According to the World Health Organization, pedestrians are among the most vulnerable road users, accounting for 22% of the total 1.24 million road traffic deaths each year. The Second United Nations Global Road Safety Week (6–12 May) kicks off worldwide under the banner “Make Walking Safe”, to draw attention to the needs of pedestrians. WHO is calling on governments to take concrete actions to improve the safety of pedestrians.
There are many steps which can be taken to protect pedestrians on the roads. The newly released Pedestrian safety: a road safety manual for decision-makers and practitioners, produced by WHO and partners, promotes a focus on combined enforcement, engineering and education measures, which include among others:
* adopting and enforcing new and existing laws to reduce speeding, curb drinking and driving, decrease mobile phone use and other forms of distracted driving;
* putting in place infrastructure which separates pedestrians from other traffic (sidewalks, raised crosswalks, overpasses, underpasses, refuge islands and raised medians), lowers vehicle speeds (speed bumps, rumble strips and chicanes) and improves roadway lighting;
* creating pedestrian zones in city centres by restricting vehicular access;
* improving mass transit route design;
* developing and enforcing vehicle design standards for pedestrian protection, including soft vehicle fronts;
* organizing and/or further enhancing trauma care systems to guarantee the prompt treatment of those with life-threatening injuries.

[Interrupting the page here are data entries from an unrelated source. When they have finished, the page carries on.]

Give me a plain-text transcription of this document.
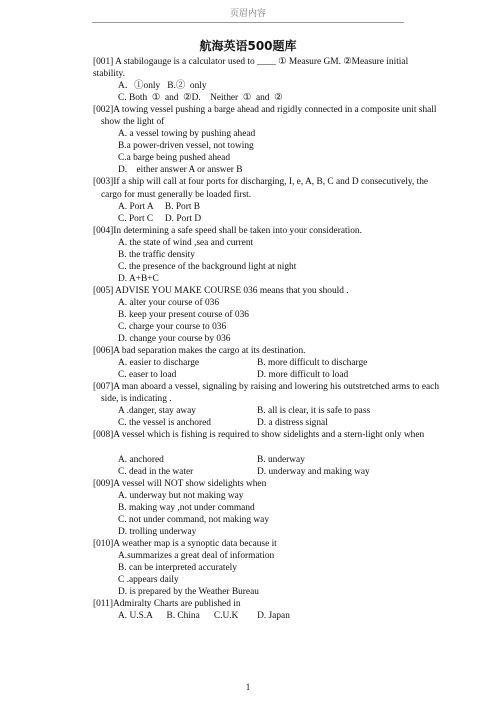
页眉内容
航海英语500题库
[001] A stabilogauge is a calculator used to ____ ① Measure GM. ②Measure initial
stability.
A．①only   B.②  only
C. Both  ①  and  ②D.    Neither  ①  and  ②
[002]A towing vessel pushing a barge ahead and rigidly connected in a composite unit shall
show the light of
A. a vessel towing by pushing ahead
B.a power-driven vessel, not towing
C.a barge being pushed ahead
D.    either answer A or answer B
[003]If a ship will call at four ports for discharging, I, e, A, B, C and D consecutively, the
cargo for must generally be loaded first.
A. Port A     B. Port B
C. Port C     D. Port D
[004]In determining a safe speed shall be taken into your consideration.
A. the state of wind ,sea and current
B. the traffic density
C. the presence of the background light at night
D. A+B+C
[005] ADVISE YOU MAKE COURSE 036 means that you should .
A. alter your course of 036
B. keep your present course of 036
C. charge your course to 036
D. change your course by 036
[006]A bad separation makes the cargo at its destination.
A. easier to discharge	B. more difficult to discharge
C. easer to load	D. more difficult to load
[007]A man aboard a vessel, signaling by raising and lowering his outstretched arms to each
side, is indicating .
A .danger, stay away	B. all is clear, it is safe to pass
C. the vessel is anchored	D. a distress signal
[008]A vessel which is fishing is required to show sidelights and a stern-light only when
A. anchored	B. underway
C. dead in the water	D. underway and making way
[009]A vessel will NOT show sidelights when
A. underway but not making way
B. making way ,not under command
C. not under command, not making way
D. trolling underway
[010]A weather map is a synoptic data because it
A.summarizes a great deal of information
B. can be interpreted accurately
C .appears daily
D. is prepared by the Weather Bureau
[011]Admiralty Charts are published in
A. U.S.A      B. China      C.U.K        D. Japan
1
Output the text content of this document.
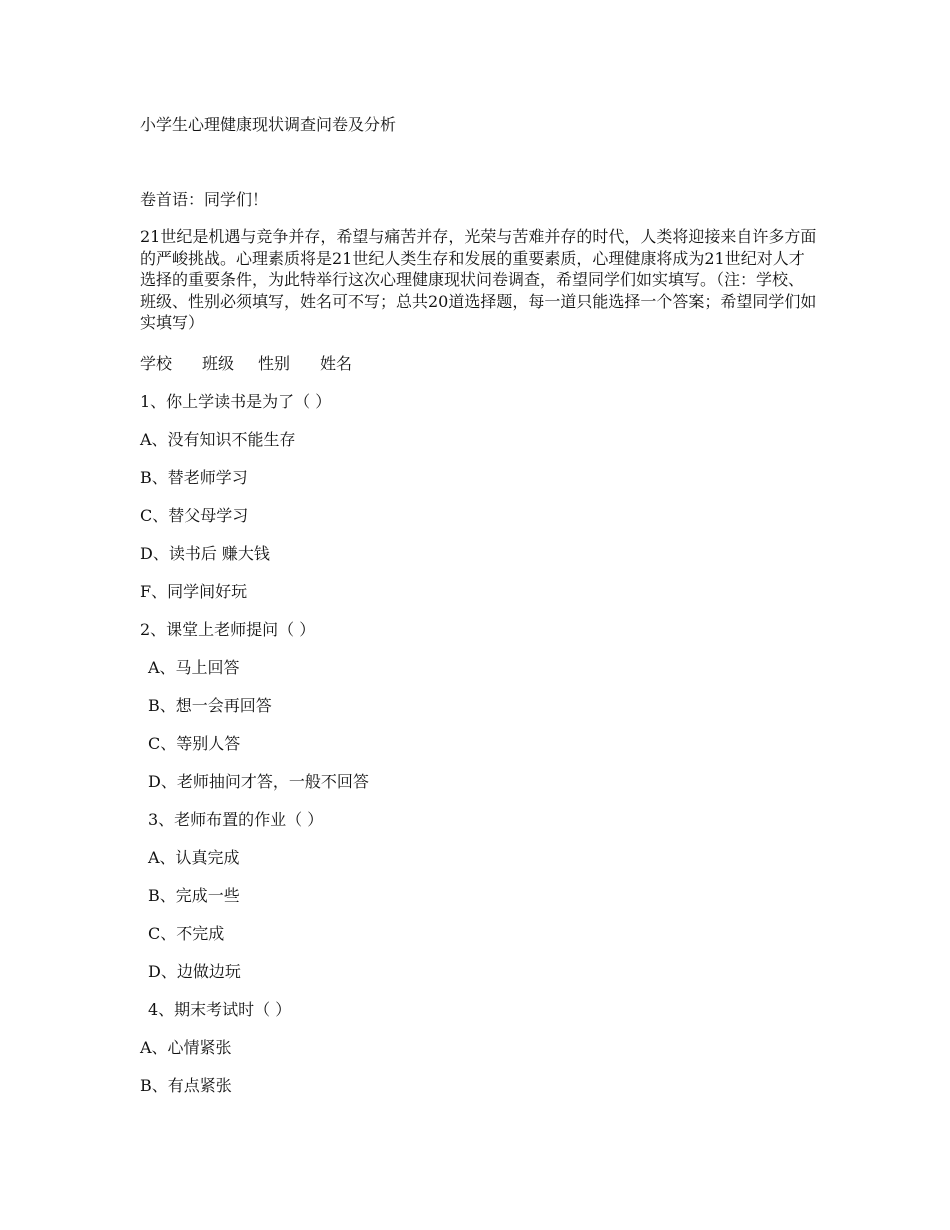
小学生心理健康现状调查问卷及分析
卷首语：同学们！
21世纪是机遇与竞争并存，希望与痛苦并存，光荣与苦难并存的时代，人类将迎接来自许多方面的严峻挑战。心理素质将是21世纪人类生存和发展的重要素质，心理健康将成为21世纪对人才选择的重要条件，为此特举行这次心理健康现状问卷调查，希望同学们如实填写。（注：学校、班级、性别必须填写，姓名可不写；总共20道选择题，每一道只能选择一个答案；希望同学们如实填写）
学校	班级	性别	姓名
1、你上学读书是为了（ ）
A、没有知识不能生存
B、替老师学习
C、替父母学习
D、读书后 赚大钱
F、同学间好玩
2、课堂上老师提问（ ）
A、马上回答
B、想一会再回答
C、等别人答
D、老师抽问才答，一般不回答
3、老师布置的作业（ ）
A、认真完成
B、完成一些
C、不完成
D、边做边玩
4、期末考试时（ ）
A、心情紧张
B、有点紧张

“The Second United Nations Global Road Safety Week offers an opportunity to highlight the myriad challenges that pedestrians face around the world each and every day,” notes WHO Assistant Director-General of Noncommunicable Diseases and Mental Health Dr Oleg Chestnov. “We are all pedestrians, and governments should put in place measures to better protect all of us. This will not only save lives, but create the conditions needed to make walking safe. When roads are safe, people will walk more, and this in turn will improve health and protect the environment.”
Pedestrians are among the most vulnerable road users. Studies indicate that males, both children and adults, make up a high proportion of pedestrian deaths and injuries. In developed countries, older pedestrians are more at risk, while in low-income and middle-income countries, children and young adults are often affected. Both children and adults with disabilities suffer higher rates of injury as pedestrians compared to their non-disabled peers.
The proportion of pedestrians killed in relation to other road users is highest in the African Region (38%) and lowest in the South-East Asia Region (12%). In some countries, the proportion of pedestrian fatalities can reach nearly two thirds of road traffic deaths, such as in El Salvador (62%) and Liberia (66%).
“More than 5000 pedestrians are killed on the world’s roads each week. This is because their needs have been neglected for decades, often in favor of motorized transport,” says Dr Etienne Krug, WHO Director of the Department of Violence and Injury Prevention and Disability. “We need to rethink the way we organize our transport systems to make walking safe and save pedestrian lives.”
About 1.24 million road traffic deaths occur annually on the world’s roads, making road traffic injuries the eighth leading cause of death globally, and the leading cause of death for young people aged 15–29 years. The Decade of Action for Road Safety 2011-2020, declared by the United Nations General Assembly, offers a broad framework for drawing attention to the need for greater safety on the roads. Launched in May 2011 by governments across the world, the Decade of Action seeks to build road safety management capacity in countries; improve the safety of roads and vehicles; enhance the behaviour of all road users; and strengthen post-crash care.
WHO supports road safety efforts generally by providing guidance to countries on five key risk factors: speeding, drinking and driving, and failing to use motorcycle helmets, seat-belts and child restraints; assisting efforts to improve data collection and trauma care; monitoring progress through global status reports; and serving as the secretariat for the Decade of Action.